The story of this Transfiguration gives us some hints about trekking the mountainous paths of our own life in the spirit. In kernel form it presents to us the basic beliefs of our Christian life, and insight that motivated a group of Presbyterian ministers in 1999 to form the "Company of the Transfiguration" to advance the spiritual life. Where do we discern in our lives the mountain of vision and clarity -- where the celestial glory of the sonship of Jesus is revealed? Here in church in hearing God's word and breaking bread together? In the word of love we share with each other? In the acts of love beyond fear we show to the world, to light the way for those in darkness and the "grief of sin"? How do we let go judging how others may get to this point of clear vision? At our spiritual mountaintops we are poised in the present moment between the past -- as in birthdays, anniversaries, and special events -- remembering the old ways, the tradition, the laws as imparted by Moses or by our society, and the future, the prophetic openness to the not-yet, as proclaimed in the figure of Elijah in the cloud of the latter days. Light, silence, stillness of body and spirit, expectancy and awe while we witness on the peak of the mountain of our soul -- these may offer some characteristics for our prayer. In such transfiguring moments we can at last embrace the power-giving ending of this Gospel, meant to direct all our prayers and praise, to guide us to our beacon of light: "When the voice had spoken, Jesus was found alone." In that silence let us look together to Jesus -- alone.
+In the name of the Father, Son, and Holy Spirit
---R W Rhodes
BOOK REVIEW
Prayer: A History, by Philip and Carol Zaleski (Boston: Houghton Mifflin, 2005), 355 pp. with 22 b&w illustrations, plus bibliography, endnotes, and index. Hardback $29.95; paperback (scheduled for release in October 2006) $15.95. New York Public Library Branch holdings: eight copies.
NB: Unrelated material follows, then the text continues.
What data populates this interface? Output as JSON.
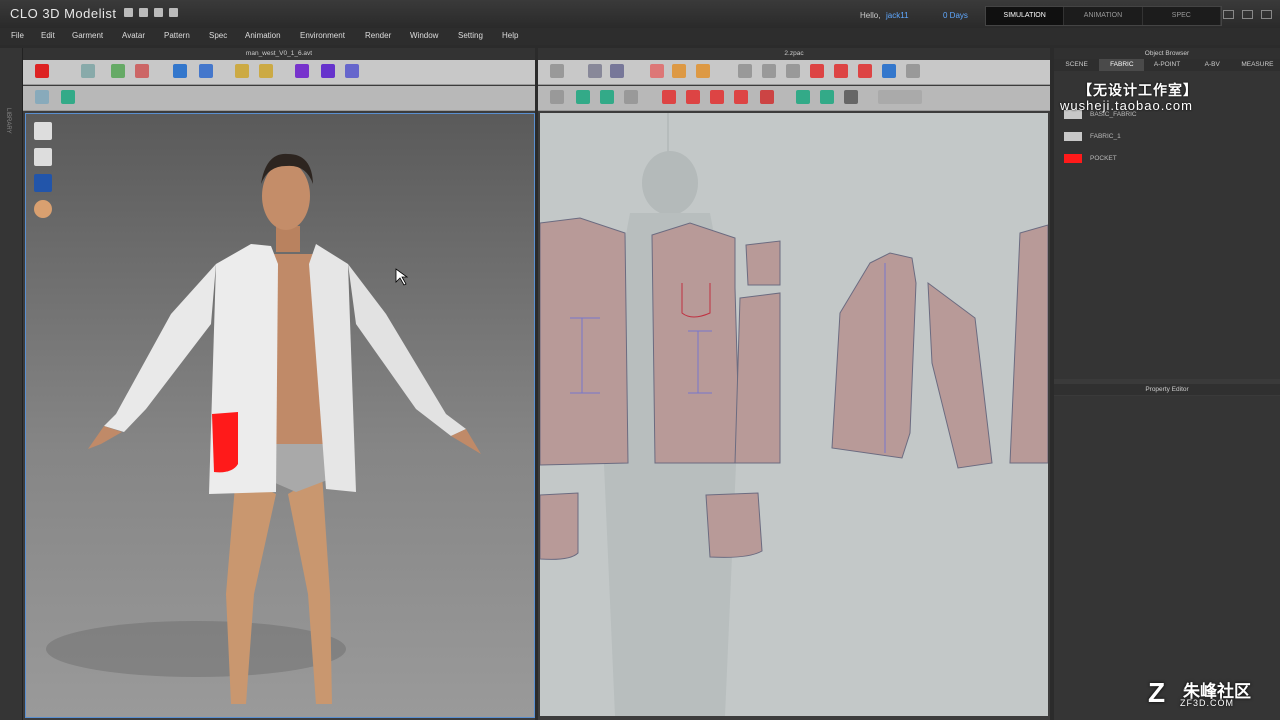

This book could help us move closer to the ideal that Paul sets before us: to pray without ceasing. After reading the first section, "God's Breath," I had a sense of the cosmos itself as a great ongoing Prayer always inviting us to conscious participation. I suspect even the most knowledgeable reader will find surprises and delights here. For me these included, among many, how the art and burials of prehistoric peoples point to their prayer life; the story of General Patton's command to Chaplain O'Neill to pray for good weather for the Third Army's march to the Rhine (the reluctant chaplain composed what sounds to me like a good Anglican prayer and the skies cleared); Samuel Johnson's agonized de profundis prayers; the Gaelic prayers and incantations handed down in the oral tradition that were gathered by Alexander Carmichael in the late 1800s and published between 1901 and 1971 as Carmina Gadelica.
The primary focus is on prayer in the Western Christian tradition, but the book is enriched with examples from many historical and contemporary traditions: Sumerian, Hebrew, Egyptian, Jewish, Islamic, Sufi, Hindu, Buddhist, Tibetan, Plains Indian. Nonverbal forms of prayer are given attention as well: icons, of course, but also the paintings of Fra Angelico, Vermeer, and Kandinsky; the film Andrei Rublev; Chartres Cathedral; the Sun Dance of the Sioux. Opportunities for, doorways to prayer lie everywhere around us and one accomplishment of this book is to make us more sensitive to them, inviting us to enter more often into the great ongoing Prayer.